Kedua: Dipandang dari segi syari'at, perayaan itu tidak ada asalnya. Seandainya 
itu termasuk syari'at Allah, tentu Nabi Shallallahu 'alaihi wa sallam telah 
melakukannya dan telah menyampaikan kepada umatnya, dan seandainya beliau 
melakukannya dan menyampaikannya, tentulah syari'at ini akan terpelihara, 
karena Allah Subhanahu wa Ta'ala telah berfirman,

"Artinya : Sesungguhnya Kamilah yang menurunkan Al-Qur'an, dan sesungguhnya 
Kami benar-benar memeliharanya" [Al-Hijr : 9].

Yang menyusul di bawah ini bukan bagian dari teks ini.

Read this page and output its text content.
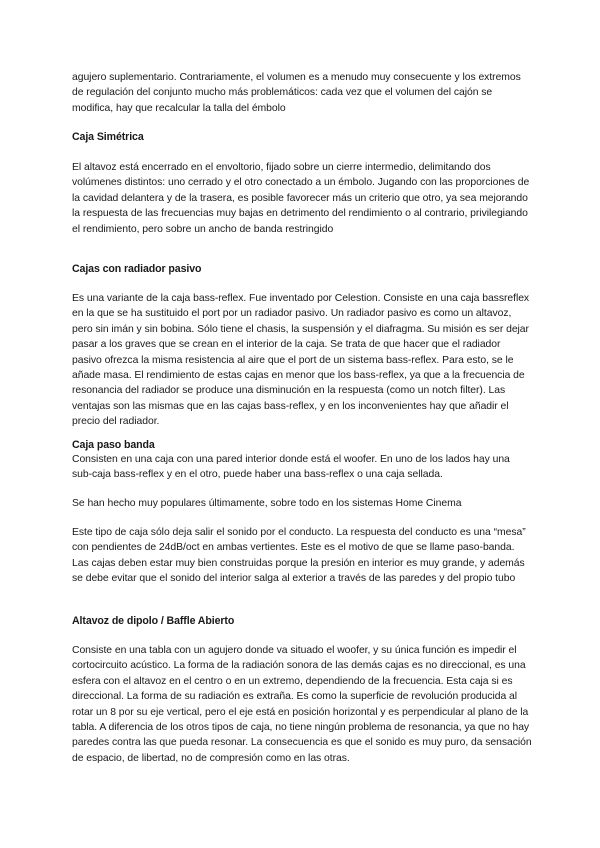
agujero suplementario. Contrariamente, el volumen es a menudo muy consecuente y los extremos de regulación del conjunto mucho más problemáticos: cada vez que el volumen del cajón se modifica, hay que recalcular la talla del émbolo

Caja Simétrica

El altavoz está encerrado en el envoltorio, fijado sobre un cierre intermedio, delimitando dos volúmenes distintos: uno cerrado y el otro conectado a un émbolo. Jugando con las proporciones de la cavidad delantera y de la trasera, es posible favorecer más un criterio que otro, ya sea mejorando la respuesta de las frecuencias muy bajas en detrimento del rendimiento o al contrario, privilegiando el rendimiento, pero sobre un ancho de banda restringido

Cajas con radiador pasivo

Es una variante de la caja bass-reflex. Fue inventado por Celestion. Consiste en una caja bassreflex en la que se ha sustituido el port por un radiador pasivo. Un radiador pasivo es como un altavoz, pero sin imán y sin bobina. Sólo tiene el chasis, la suspensión y el diafragma. Su misión es ser dejar pasar a los graves que se crean en el interior de la caja. Se trata de que hacer que el radiador pasivo ofrezca la misma resistencia al aire que el port de un sistema bass-reflex. Para esto, se le añade masa. El rendimiento de estas cajas en menor que los bass-reflex, ya que a la frecuencia de resonancia del radiador se produce una disminución en la respuesta (como un notch filter). Las ventajas son las mismas que en las cajas bass-reflex, y en los inconvenientes hay que añadir el precio del radiador.

Caja paso banda

Consisten en una caja con una pared interior donde está el woofer. En uno de los lados hay una sub-caja bass-reflex y en el otro, puede haber una bass-reflex o una caja sellada.

Se han hecho muy populares últimamente, sobre todo en los sistemas Home Cinema

Este tipo de caja sólo deja salir el sonido por el conducto. La respuesta del conducto es una “mesa” con pendientes de 24dB/oct en ambas vertientes. Este es el motivo de que se llame paso-banda. Las cajas deben estar muy bien construidas porque la presión en interior es muy grande, y además se debe evitar que el sonido del interior salga al exterior a través de las paredes y del propio tubo

Altavoz de dipolo / Baffle Abierto

Consiste en una tabla con un agujero donde va situado el woofer, y su única función es impedir el cortocircuito acústico. La forma de la radiación sonora de las demás cajas es no direccional, es una esfera con el altavoz en el centro o en un extremo, dependiendo de la frecuencia. Esta caja si es direccional. La forma de su radiación es extraña. Es como la superficie de revolución producida al rotar un 8 por su eje vertical, pero el eje está en posición horizontal y es perpendicular al plano de la tabla. A diferencia de los otros tipos de caja, no tiene ningún problema de resonancia, ya que no hay paredes contra las que pueda resonar. La consecuencia es que el sonido es muy puro, da sensación de espacio, de libertad, no de compresión como en las otras.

Karena tidak demikian, maka diketahui bahwa perayaan itu bukan dari agama 
Allah, dan jika bukan dari agama Allah, maka tidak boleh kita beribadah 
dengannya kepada Allah Subhanahu wa Ta'ala dan mendekatkan diri kepadaNya 
dengan itu. Untuk beribadah dan mendekatkan diri kepada Allah, Allah telah 
menetapkan cara tertentu untuk mencapainya, yaitu yang diajarkan oleh 
Rasulullah Shallallahu 'alaihi wa sallam, bagaimana mungkin kita, sebagai hamba 
biasa, mesti membuat cara sendiri yang berasal dari diri kita untuk 
mengantarkan kita mencapainya? Sungguh perbuatan ini merupakan kejahatan 
terhadap hak Allah Subhanahu wa Ta'ala karena kita melaksanakan sesuatu dalam 
agamaNya yang tidak berasal dariNya, lain dari itu, perbuatan ini berarti 
mendustakan firman Allah Subhanahu wa Ta'ala.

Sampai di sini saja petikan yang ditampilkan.